Demographics show candidates face many Jacksonville constituencies

Started by thelakelander, February 09, 2015, 07:05:29 AM

thelakelander

QuoteSlow recovery impacts quality of life as city face huge issues


In the Brooklyn neighborhood near downtown Jacksonville, modern apartments and high-end shopping are going in, and older homes, where low-income residents live, are being torn down.

By Nate Monroe, Steve Paterson

Facing down a Southern city he found plagued by entrenched divides in wealth and crime, former State Attorney Harry Shorstein made perhaps his most memorable — if not wholly original — public pronouncement: Jacksonville is a "tale of two cities."
Eight years later, the city remains, in many respects, locked in the clutches of that Dickensian disparity.

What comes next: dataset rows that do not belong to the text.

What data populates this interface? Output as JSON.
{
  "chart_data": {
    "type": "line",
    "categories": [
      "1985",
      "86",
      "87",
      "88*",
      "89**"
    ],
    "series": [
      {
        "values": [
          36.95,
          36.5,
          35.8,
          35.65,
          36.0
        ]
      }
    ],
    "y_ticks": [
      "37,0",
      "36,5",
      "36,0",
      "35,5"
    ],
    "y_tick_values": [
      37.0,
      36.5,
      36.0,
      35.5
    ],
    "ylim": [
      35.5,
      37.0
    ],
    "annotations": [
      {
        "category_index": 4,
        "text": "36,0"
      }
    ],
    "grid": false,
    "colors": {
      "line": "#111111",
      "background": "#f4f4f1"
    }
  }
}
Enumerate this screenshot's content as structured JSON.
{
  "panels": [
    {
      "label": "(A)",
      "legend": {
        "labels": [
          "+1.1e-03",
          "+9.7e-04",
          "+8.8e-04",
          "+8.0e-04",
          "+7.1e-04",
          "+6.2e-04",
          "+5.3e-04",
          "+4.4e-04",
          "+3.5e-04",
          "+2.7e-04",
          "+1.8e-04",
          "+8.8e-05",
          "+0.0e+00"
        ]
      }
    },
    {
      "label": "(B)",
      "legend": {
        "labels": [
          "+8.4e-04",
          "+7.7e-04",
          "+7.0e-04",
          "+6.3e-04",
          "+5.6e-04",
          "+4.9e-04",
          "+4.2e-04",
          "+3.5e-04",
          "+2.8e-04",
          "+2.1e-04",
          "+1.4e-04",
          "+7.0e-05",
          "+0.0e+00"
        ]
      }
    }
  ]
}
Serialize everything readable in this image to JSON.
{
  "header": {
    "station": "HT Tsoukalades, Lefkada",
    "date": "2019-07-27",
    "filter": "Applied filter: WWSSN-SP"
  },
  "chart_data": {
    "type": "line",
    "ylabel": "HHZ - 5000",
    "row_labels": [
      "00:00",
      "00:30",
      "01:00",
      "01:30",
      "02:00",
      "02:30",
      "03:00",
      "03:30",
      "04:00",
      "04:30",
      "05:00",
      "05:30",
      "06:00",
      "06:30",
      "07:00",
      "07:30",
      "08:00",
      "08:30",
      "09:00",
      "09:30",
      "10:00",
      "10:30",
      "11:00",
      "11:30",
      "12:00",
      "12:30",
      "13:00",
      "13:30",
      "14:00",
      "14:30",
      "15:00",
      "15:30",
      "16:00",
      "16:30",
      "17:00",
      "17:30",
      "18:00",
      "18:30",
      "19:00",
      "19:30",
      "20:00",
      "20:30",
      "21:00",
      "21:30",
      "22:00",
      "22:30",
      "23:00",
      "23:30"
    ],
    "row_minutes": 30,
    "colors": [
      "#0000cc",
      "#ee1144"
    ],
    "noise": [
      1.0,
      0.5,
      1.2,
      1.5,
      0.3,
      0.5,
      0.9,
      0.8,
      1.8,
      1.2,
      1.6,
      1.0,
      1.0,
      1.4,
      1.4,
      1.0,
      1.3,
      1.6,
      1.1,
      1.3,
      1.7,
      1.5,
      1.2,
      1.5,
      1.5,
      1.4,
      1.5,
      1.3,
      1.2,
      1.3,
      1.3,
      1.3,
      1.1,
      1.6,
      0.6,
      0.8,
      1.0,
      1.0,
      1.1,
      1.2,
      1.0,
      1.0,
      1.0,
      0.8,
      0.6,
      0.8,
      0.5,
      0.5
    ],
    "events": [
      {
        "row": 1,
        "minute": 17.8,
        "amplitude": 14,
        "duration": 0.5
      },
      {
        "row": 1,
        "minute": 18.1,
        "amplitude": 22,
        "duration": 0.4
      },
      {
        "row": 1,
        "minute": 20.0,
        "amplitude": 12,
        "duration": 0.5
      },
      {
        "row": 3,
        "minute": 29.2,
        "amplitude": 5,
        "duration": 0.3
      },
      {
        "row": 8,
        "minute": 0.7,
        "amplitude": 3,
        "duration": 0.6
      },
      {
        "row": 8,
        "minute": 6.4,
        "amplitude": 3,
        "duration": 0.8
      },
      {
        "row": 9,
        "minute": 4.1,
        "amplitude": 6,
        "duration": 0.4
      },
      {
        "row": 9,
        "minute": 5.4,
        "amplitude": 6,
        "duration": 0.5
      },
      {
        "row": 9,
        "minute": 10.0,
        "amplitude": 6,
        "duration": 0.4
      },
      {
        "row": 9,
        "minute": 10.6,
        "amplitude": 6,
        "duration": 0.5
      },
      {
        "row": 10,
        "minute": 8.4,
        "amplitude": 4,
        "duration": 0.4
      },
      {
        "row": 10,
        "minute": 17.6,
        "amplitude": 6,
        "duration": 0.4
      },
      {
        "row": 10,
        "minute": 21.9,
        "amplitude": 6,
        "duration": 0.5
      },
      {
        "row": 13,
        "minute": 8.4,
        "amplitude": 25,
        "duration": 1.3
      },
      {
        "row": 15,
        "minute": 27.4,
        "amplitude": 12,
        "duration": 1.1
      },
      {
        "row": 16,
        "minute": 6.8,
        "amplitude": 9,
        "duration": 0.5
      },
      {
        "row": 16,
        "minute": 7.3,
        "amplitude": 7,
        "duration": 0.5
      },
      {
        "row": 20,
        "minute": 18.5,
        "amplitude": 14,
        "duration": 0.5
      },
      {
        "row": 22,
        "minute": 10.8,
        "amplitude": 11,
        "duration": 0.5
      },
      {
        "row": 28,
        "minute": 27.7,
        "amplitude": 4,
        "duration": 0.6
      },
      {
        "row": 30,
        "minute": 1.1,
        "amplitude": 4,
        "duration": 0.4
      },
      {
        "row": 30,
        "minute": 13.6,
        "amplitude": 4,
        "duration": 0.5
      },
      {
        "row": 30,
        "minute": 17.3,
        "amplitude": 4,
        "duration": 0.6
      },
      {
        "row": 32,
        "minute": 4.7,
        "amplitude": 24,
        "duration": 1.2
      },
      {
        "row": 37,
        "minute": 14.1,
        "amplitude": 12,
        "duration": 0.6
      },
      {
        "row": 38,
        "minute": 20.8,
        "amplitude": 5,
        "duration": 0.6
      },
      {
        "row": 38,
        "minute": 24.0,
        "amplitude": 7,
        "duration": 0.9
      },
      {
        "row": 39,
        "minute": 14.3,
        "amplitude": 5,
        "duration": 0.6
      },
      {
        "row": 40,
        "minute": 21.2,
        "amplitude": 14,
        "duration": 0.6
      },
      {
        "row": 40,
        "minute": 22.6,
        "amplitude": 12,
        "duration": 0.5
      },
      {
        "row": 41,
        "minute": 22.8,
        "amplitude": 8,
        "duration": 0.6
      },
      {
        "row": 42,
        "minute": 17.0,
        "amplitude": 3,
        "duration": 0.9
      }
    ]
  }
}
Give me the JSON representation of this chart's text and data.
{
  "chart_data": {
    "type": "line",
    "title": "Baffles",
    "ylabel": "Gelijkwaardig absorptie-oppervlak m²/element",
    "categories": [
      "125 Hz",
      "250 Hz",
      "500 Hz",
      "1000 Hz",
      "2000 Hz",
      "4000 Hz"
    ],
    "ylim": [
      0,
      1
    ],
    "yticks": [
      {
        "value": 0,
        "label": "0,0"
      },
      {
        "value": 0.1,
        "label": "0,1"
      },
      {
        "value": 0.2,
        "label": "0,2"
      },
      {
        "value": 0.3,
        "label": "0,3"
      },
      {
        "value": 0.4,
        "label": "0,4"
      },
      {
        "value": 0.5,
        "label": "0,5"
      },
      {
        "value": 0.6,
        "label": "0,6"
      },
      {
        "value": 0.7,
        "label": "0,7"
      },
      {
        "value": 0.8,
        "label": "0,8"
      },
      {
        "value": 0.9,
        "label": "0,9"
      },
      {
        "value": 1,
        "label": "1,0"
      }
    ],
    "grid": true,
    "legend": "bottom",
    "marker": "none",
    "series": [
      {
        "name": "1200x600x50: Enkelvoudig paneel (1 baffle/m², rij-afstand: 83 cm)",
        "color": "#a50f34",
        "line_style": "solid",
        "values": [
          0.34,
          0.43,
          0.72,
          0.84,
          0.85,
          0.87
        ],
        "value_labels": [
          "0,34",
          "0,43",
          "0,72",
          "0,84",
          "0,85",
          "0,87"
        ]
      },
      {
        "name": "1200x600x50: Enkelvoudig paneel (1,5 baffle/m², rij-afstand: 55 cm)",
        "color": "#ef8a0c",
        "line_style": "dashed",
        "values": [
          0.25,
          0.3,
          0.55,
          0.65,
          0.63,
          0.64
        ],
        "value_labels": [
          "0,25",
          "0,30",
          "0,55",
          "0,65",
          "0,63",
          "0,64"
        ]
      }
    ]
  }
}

In a flood of city elections this year, nearly 70 politicians will pitch themselves as champions for all of Jacksonville. But figures on income and employment, economic data and interviews suggest just how different the lives of voters are in the largest city by area in the continental United States.

While Jacksonville — like many large U.S. cities — shakes off the national economic downturn, a recent survey concluded local improvements in employment and poverty "are not substantial" and make it clear "the slow recovery is impacting our quality of life."

Consider, for example, that unemployment rates that have improved nearly everywhere have remained more than twice as high for blacks — topping out at 21 percent in 2011 — as for whites in Duval County.

Another troubling local trend: Only 25 percent of voters believe they can exert "moderate" or "great" influence on local government.